Cook’s mask, popularised by Occupy but inspired by Alan Moore and David Lloyd’s anarchist, anti-Thatcher V for Vendetta comic is, like rave culture, rooted in the late 1980s. But the reason for Cook’s set in a small Commons bar shows that culture’s maturity in 2013. It’s been organised by MP Mike Weatherley and the clubland youth charity Last Night A DJ Saved My Life, which aims to inspire and include under-25s.

Poet Sonny Green, who precedes Cook, is of that generation, and offers a vision of self-sufficient hope and organic community, where he thinks and cooks for himself, and dreams of “ destroying the machines”. If this taste of Parliament has helped his steely sense of mission, it’s already a success.

Cook begins with his standard, sampled gospel preacher’s invocation, gaining unique resonance here: “It then becomes our house…no one owns it.” If Zoe Ball wanted “surreal”, she might have glanced at the debate on Sexual Violence in Conflict and Non-Conflict Situations announced on the screens behind her husband, as the frequencies spin higher, and Cook slips on that mask. He plays the Big Beats style he pioneered, a funkier, more loosely hedonist House. Churchy organ crests into gospel-house ecstasy as several MPs in the small tent awkwardly loosen their ties.
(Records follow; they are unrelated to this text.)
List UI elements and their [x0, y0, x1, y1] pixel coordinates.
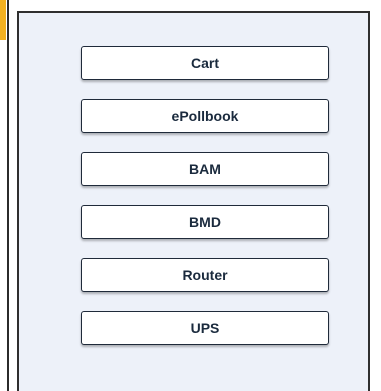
left-divider: [7, 0, 9, 391]
device-panel: Cart ePollbook BAM BMD Router UPS: [17, 11, 370, 391]
bam-button[interactable]: BAM: [81, 152, 329, 186]
cart-button[interactable]: Cart: [81, 46, 329, 80]
ups-button[interactable]: UPS: [81, 311, 329, 345]
router-button[interactable]: Router: [81, 258, 329, 292]
left-accent-bar: [0, 0, 6, 40]
epollbook-button[interactable]: ePollbook: [81, 99, 329, 133]
device-button-list: Cart ePollbook BAM BMD Router UPS: [81, 46, 329, 345]
bmd-button[interactable]: BMD: [81, 205, 329, 239]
By the time Cook concludes with a stuttering, scratchy fragment of “Praise You”, people are forgetting where they are and dancing.

Cook is only the support act for competition winner Bryce Fury, who includes Jazz Age swing in an equally open-minded set. In the hall behind him, meanwhile, MPs are queuing to be photographed with Cook and a freshly painted, giant Smiley face. Any reviled raver wearing this symbol of E-fuelled abandon who imagined that 20 years ago would have known they were on one.